В декабре уездный ревком объявил мобилизацию военнообязанных и призывал население вступать в отряды добровольцами, чтобы освободить Екатеринослав, захваченный войсками петлюровской Директории. Из Мамаевки пришла целая рота бывших фронтовиков, и Хому на время наступления назначили к ним командиром.
Если бы Ивась вступил в Союз, и он был бы в рядах бойцов. И он получил бы оружие! А дома сказал бы, что его мобилизовали как члена Союза. Как все было бы чудесно! А теперь, когда Хома готовился к бою, Ивась ехал домой на рождественские каникулы, презирая себя за послушание…
Первое полугодие 1919 года было наполнено событиями, приносившими юному поборнику коммунизма надежду и радость. Разгром похода Антанты и создание Венгерской советской республики возвещали победу мировой революции. Но вскоре на политическом горизонте собрались тяжелые тучи, а летом деникинские белогвардейские банды захватили Украину и двинулись на Москву.
Осенью 1919 года Карабутенко ехал в гимназию, так сказать, с опаской — в городе были белые, а он — родственник коммуниста. Поселился он у своего первого квартирохозяина — Сергия Евтихиевича, двое старших детей которого были деникинцами, а третий — оголтелым петлюровцем.

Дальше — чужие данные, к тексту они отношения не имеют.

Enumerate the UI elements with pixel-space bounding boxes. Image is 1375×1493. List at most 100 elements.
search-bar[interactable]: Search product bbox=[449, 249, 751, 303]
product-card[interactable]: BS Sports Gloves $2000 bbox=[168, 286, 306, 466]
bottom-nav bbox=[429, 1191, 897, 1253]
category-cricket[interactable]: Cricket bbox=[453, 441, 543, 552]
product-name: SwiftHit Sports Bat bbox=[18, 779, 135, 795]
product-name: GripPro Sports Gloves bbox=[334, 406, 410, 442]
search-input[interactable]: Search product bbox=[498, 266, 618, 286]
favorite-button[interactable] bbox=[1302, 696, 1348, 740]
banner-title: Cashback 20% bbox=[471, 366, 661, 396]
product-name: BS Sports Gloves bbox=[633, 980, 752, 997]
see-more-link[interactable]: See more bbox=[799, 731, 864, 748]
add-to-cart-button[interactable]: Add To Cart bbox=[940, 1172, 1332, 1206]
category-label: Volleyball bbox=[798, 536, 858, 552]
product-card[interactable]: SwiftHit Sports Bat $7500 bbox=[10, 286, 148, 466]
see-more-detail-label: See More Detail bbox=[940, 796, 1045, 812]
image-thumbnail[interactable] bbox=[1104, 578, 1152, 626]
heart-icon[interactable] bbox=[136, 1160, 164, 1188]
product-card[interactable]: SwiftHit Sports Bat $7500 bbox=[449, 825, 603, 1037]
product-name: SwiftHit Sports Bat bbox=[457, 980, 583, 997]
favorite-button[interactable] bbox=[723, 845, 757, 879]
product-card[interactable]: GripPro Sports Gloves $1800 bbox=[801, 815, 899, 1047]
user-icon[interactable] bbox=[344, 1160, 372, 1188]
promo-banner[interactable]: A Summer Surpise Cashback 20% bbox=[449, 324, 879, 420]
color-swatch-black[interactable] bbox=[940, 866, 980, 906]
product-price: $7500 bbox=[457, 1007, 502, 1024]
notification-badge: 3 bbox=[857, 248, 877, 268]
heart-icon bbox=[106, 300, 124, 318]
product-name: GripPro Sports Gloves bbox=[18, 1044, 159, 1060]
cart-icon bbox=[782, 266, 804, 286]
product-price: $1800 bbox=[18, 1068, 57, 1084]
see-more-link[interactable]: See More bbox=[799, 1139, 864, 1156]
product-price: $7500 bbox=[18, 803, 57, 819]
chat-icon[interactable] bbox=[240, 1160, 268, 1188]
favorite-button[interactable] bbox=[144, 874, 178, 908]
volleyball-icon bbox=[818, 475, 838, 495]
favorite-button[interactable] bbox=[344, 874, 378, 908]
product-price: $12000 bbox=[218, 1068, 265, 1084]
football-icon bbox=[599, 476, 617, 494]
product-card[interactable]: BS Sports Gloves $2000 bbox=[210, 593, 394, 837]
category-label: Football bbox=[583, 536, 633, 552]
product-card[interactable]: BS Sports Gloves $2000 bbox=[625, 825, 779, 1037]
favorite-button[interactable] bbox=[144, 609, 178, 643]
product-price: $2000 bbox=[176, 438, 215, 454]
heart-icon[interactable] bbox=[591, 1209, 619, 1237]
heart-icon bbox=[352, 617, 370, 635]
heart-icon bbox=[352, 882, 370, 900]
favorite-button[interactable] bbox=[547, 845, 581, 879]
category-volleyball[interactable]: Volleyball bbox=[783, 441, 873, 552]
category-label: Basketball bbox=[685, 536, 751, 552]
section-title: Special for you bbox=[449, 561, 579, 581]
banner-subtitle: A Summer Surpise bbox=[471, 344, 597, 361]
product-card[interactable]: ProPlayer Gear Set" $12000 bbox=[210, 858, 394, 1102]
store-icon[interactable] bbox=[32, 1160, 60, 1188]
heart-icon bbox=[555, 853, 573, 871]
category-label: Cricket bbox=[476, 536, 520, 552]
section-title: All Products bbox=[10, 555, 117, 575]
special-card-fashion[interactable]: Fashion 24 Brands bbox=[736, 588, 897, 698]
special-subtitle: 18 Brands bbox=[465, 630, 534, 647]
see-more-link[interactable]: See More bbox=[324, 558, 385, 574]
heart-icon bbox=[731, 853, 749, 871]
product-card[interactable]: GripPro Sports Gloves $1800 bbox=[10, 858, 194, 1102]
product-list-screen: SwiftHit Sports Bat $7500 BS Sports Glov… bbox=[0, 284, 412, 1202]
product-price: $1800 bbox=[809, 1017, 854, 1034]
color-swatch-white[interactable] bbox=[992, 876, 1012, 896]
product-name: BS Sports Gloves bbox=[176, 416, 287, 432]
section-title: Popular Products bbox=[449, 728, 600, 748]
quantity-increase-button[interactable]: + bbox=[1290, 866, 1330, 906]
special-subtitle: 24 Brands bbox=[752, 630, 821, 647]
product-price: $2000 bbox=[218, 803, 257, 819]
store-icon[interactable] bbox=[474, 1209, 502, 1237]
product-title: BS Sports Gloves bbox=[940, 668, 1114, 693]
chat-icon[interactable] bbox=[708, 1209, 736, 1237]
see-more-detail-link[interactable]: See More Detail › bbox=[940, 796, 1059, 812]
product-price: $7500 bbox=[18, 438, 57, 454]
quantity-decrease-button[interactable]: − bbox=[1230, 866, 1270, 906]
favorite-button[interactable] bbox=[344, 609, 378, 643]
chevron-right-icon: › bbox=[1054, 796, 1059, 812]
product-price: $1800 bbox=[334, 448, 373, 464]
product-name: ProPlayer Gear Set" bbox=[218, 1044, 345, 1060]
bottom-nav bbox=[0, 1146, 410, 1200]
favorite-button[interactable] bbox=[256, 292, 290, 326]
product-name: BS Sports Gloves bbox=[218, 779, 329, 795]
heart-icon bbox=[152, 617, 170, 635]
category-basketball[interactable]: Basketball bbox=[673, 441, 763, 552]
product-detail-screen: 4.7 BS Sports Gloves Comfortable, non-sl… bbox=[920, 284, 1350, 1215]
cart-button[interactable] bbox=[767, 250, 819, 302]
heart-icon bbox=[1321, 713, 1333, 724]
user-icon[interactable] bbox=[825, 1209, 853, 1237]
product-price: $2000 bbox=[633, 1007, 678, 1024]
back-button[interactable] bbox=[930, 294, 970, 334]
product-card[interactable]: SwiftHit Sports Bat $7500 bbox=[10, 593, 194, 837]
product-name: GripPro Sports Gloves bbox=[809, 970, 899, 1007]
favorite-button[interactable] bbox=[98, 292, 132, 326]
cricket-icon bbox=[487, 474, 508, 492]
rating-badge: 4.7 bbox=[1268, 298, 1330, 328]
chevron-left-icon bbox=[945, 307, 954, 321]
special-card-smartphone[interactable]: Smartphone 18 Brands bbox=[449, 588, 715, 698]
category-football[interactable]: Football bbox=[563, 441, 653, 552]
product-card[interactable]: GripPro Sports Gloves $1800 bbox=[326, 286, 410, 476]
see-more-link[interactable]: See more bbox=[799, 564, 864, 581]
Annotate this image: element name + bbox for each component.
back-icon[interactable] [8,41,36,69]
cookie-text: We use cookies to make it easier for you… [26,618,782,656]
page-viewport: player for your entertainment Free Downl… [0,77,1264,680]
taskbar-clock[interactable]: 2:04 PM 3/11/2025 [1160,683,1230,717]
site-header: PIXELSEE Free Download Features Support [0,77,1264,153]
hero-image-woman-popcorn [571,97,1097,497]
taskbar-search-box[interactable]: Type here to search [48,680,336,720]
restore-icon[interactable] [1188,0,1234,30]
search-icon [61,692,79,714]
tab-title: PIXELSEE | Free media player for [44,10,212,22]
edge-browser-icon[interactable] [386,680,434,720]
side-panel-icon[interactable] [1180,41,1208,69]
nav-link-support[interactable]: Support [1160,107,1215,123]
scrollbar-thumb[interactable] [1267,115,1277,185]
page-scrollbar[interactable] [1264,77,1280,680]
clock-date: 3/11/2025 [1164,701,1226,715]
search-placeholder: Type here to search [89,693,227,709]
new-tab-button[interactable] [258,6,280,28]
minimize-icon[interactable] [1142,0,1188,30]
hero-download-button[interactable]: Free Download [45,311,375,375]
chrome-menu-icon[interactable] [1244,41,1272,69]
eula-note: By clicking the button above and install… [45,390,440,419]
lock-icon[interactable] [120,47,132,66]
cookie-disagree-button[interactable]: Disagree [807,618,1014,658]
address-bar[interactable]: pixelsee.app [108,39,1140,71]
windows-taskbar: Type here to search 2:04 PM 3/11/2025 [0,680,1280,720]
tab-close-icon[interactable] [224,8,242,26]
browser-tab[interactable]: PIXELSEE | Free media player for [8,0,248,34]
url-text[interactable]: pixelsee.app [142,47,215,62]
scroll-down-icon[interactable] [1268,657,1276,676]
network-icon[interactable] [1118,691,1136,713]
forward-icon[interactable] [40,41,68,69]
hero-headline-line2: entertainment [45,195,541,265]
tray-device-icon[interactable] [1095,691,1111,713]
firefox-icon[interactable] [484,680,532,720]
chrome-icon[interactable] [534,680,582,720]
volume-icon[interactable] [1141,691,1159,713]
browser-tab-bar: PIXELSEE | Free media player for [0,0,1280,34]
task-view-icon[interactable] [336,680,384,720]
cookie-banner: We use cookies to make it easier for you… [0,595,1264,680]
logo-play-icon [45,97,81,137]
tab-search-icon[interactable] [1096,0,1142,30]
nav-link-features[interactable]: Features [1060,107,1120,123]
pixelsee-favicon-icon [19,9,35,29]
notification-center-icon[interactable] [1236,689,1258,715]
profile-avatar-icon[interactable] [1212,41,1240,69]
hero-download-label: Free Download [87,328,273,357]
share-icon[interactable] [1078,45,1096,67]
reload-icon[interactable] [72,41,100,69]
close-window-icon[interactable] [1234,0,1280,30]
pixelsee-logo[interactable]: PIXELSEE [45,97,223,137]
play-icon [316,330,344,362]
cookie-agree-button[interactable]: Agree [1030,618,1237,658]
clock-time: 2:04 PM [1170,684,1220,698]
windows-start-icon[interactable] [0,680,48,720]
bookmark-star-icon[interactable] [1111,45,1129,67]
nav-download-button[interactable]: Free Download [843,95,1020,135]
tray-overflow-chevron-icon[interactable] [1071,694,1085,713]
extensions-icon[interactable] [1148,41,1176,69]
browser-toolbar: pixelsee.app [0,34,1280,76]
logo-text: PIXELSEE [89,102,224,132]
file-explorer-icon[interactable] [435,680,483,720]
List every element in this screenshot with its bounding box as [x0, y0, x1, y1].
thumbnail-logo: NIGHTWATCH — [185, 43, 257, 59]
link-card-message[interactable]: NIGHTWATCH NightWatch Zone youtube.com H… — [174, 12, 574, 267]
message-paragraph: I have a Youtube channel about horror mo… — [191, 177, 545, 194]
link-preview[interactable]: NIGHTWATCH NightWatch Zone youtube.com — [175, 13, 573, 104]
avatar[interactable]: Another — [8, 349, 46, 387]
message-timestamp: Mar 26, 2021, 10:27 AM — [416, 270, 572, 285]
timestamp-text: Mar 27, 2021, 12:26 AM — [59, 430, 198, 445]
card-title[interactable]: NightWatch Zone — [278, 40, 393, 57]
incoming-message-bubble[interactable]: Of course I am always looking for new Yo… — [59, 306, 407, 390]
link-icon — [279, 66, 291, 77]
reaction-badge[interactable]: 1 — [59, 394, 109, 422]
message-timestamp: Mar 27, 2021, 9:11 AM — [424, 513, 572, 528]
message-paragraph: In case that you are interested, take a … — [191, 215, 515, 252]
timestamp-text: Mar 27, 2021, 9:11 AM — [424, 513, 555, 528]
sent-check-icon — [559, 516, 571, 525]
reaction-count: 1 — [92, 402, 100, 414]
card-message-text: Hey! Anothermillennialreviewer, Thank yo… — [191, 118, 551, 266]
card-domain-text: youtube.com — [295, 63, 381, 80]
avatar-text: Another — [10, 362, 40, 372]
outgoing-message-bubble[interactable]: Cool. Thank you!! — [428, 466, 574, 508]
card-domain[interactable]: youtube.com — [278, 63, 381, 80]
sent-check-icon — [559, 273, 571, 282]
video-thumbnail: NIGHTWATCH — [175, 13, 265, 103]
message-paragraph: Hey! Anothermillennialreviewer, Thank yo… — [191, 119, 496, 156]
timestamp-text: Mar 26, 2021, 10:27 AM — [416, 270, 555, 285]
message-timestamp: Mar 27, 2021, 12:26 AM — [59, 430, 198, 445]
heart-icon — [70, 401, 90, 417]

В первый же вечер Сергий Евтихиевич подсел к Ивасю и восхищенно рассказал о победах генерала Шкуро, о мудрости генерала Деникина и чистоте морального облика генерала Май-Маевского, части которого брали город. Ивась слушал потупясь, боясь поднять глаза, чтобы не выказать своего отвращения к рассказчику. А тот, не замечая настроения слушателя, продолжал петь восторженные дифирамбы палачам народа.
— Тут у вас на площади перед собором деникинцы повесили одного нашего из Мамаевки, — угрюмо сказал Ивась.
— Возможно, — равнодушно сказал Сергий Евтихиевич, — но ты слушай…
— Бывшего царского офицера, штаб-ротмистра Никодима Латку, — снова перебил его Ивась.